The divergent, if not contradictory, testimony of the boy Jesus Tuason, the sole eyewitness to the acts alleged to have been committed on the bank of the Kagbakong River and in the channel thereof, and that of Barbara Lospe, mother of the supposedly murdered man, which contradicts in some particulars Tuason’s testimony, are not corroborated by any witness, or by any other evidence. On the contrary, their testimony is shown to be false by the witness Juana Baena, in whose house it is said the decedent was first maltreated by the accused Aranil and therefore the said testimony falls far short of proving the criminal acts attributed to the defendant. The maltreatment that is said to have been administered by defendant in the house of either Francisco Atractivo or Juana Baena, wherein were several eyewitnesses, has not been properly proven because no other witnesses were summoned who claim to have been eyewitnesses of the affair (remembering that the owner of the house, Francisco Atractivo, was not present therein on the date and hour of the occurrence), whereas Juana Baena, in whose house they say the said maltreatment took place denies that it occurred. Wherefore, with much less reason can the acts of maltreatment and forced submersion in the river imputed to defendant be considered proven, for there was no eyewitness other than the aforementioned boy, Jesus Tuason, and his testimony is not corroborated by any witness, or even by any circumstantial evidence which might cast doubt on the innocence of the accused. On his part, the latter absolutely denies that he performed the deed and refuses to accept the liability therefor. Moreover, by the testimony of Atractivo himself, he was able to establish the fact of his prolonged stay in the rice field of Francisco Atractivo, engaged in harvesting rice, during the days and hours of the month of November during which the alleged crime is supposed to have been committed.

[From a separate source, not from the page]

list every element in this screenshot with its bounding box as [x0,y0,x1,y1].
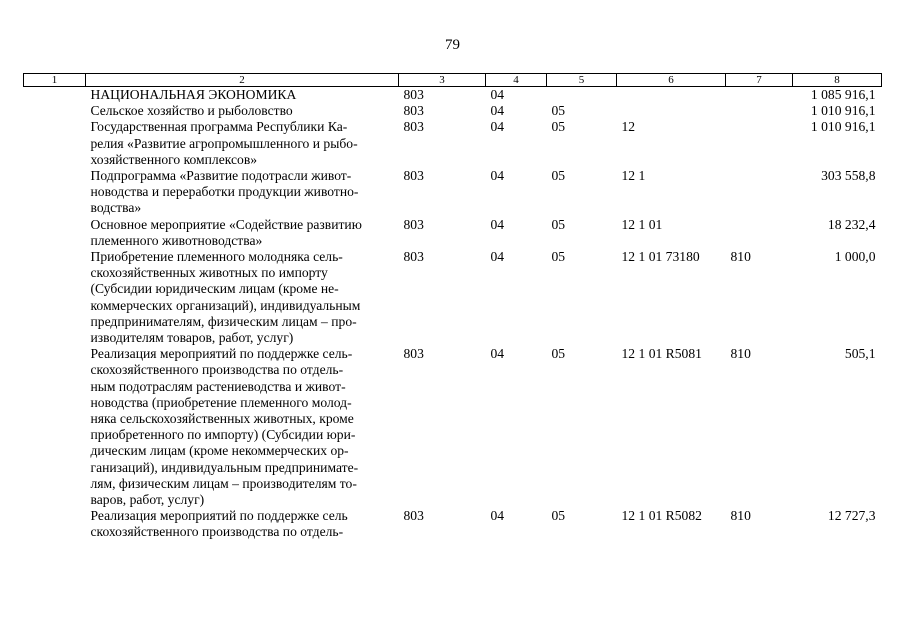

The case at bar is not one wherein the acquittal of the accused should be predicated on the grounds of reasonable doubt. It is one wherein there is absolutely no proof that a crime was committed or that the accused was guilty thereof, since the death of Bernardo Arabaca must be attributed to an accident, pure and simple, for which nobody was to blame, since the record shows not the slightest proof to the contrary.

For the foregoing reasons the judgment appealed from must be reversed and the defendant, Remigio Aranil, must be and he is hereby freely acquitted, with the costs of both instances de oficio. If he is not held in detention on any other charge he will immediately be released. So ordered.

Arellano, C.J., Johnson, Trent and Araullo, JJ., concur.